If there is a C connection back to the power supply, the above doesn't happen. Rh and W are still connected, but — just like an old-fashioned thermostat — all that does is complete the circuit on the controlled device, allowing it to operate.
Now various controlled devices may be able to operate with something less than a completely shorted signal. On these, the various resistor kludges which have been suggested may allow enough voltage difference to remain to keep the thermostat alive — at least for a while.
For reliable operation, however, there is no substitute for a power supply connected to Rh and C, and for optimum independence from variations in the controlled device there is no good substitute for a relay with the coil connected between the W and C, which will thus be powered by the thermostat's power supply. The normally open contacts of that relay become the signal contacts to the controlled device.

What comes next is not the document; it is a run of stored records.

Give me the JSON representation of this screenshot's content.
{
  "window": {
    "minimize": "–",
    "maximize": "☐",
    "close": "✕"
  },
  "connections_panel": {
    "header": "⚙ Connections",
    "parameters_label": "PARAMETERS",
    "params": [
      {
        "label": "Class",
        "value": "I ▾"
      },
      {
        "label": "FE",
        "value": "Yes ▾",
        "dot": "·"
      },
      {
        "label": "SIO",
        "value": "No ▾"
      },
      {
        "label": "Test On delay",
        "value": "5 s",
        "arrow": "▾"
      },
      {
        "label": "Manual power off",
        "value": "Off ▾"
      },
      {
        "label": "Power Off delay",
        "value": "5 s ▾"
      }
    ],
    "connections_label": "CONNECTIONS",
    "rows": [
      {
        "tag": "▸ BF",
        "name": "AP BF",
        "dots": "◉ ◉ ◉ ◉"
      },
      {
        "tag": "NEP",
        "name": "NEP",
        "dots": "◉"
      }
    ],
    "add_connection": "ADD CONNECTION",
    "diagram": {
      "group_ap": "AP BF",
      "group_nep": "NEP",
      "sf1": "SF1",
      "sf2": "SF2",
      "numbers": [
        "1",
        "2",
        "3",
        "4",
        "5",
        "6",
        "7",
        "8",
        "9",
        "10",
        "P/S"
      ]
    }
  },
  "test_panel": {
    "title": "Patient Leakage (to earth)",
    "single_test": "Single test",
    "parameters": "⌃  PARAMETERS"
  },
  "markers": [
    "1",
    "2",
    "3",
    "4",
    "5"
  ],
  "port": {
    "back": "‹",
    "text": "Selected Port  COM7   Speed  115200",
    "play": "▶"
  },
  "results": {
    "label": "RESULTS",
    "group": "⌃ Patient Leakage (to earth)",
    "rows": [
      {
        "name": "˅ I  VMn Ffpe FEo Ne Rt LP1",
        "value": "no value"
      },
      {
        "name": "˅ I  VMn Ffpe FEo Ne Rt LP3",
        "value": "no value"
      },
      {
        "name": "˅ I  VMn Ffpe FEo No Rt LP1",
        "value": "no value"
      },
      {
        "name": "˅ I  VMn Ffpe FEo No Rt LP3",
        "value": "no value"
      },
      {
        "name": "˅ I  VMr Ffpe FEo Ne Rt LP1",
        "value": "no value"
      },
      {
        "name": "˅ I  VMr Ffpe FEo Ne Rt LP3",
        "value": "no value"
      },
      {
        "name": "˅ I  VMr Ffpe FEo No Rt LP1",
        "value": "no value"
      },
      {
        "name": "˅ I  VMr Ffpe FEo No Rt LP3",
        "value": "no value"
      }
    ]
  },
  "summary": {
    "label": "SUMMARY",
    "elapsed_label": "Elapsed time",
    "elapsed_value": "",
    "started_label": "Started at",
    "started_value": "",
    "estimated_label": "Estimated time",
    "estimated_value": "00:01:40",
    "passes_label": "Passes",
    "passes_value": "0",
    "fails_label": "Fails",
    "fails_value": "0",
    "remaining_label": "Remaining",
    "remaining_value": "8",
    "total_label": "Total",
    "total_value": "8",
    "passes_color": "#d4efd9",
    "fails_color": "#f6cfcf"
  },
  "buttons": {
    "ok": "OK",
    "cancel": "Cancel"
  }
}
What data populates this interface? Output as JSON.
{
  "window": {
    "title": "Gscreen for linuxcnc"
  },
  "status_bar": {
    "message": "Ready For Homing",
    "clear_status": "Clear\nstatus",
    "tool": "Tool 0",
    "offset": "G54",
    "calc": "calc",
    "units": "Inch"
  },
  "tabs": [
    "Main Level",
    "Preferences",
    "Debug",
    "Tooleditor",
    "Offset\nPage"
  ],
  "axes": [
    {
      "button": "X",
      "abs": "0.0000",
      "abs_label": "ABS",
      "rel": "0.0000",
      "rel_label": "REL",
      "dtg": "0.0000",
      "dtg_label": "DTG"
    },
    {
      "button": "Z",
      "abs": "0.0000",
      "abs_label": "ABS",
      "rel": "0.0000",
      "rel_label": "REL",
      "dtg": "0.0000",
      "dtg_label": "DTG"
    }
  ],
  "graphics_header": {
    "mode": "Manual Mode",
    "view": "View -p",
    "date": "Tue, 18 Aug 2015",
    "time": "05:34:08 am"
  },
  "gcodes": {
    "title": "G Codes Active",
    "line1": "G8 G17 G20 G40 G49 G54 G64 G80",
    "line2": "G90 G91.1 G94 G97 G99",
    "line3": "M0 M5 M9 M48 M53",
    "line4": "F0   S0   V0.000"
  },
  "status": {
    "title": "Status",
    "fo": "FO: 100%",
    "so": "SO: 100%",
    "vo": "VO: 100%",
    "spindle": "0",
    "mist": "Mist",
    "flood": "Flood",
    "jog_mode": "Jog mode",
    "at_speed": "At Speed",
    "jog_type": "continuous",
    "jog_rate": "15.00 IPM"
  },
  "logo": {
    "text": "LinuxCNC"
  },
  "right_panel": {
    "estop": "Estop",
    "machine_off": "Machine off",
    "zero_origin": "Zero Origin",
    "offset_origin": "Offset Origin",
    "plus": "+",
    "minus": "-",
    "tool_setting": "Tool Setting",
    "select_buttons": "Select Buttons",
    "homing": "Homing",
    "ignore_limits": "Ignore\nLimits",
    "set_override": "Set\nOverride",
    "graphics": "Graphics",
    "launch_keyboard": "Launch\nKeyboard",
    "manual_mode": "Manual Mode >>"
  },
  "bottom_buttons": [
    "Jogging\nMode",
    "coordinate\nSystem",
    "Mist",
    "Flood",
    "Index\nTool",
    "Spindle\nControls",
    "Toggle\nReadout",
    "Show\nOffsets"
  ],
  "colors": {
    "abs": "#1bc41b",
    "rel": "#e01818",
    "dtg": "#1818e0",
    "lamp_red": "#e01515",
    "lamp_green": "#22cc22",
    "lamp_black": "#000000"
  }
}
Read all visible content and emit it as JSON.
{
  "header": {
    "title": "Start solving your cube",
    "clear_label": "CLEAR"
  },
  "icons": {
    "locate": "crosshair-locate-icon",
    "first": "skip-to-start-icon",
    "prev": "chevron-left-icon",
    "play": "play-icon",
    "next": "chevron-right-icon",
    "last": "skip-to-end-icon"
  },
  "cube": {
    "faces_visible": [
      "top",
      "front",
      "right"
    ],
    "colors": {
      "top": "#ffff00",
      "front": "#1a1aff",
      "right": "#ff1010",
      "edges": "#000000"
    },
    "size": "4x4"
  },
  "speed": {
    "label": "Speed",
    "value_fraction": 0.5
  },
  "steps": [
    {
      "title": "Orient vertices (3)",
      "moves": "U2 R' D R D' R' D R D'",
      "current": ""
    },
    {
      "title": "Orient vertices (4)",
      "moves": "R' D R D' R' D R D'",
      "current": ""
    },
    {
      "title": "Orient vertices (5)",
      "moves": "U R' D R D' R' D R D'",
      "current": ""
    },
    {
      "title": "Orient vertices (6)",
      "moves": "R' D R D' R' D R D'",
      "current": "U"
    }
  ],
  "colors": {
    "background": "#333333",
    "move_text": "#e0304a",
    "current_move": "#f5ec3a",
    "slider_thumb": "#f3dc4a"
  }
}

I know this sounds clumsy and old fashioned to the computer types, and there is some merit to the notion that everything should be solid state and programmable (except that longevity and reliability is questionable) — but the problem is "everything". And you don't have that luxury with a heating system.
Br. Jamie, osb
Building superintendent/caretaker, 7200 sq. ft. historic house museum with dependencies in New England0 -
What's a modcon? i didn't realize the system has other limits in place. I thought that as long as the Taco relay is closed it'll continue to run the pumps which will continue to generate heat...
Also, for the resistor trick - I did get a pack of those with the Taco but my zones don't have individual C terminals. There's only one shared COM from what I can tell. So I can't even connect the resistor between the W and COM since it's too short. I guess I could use an 18 gauge wire to extend it?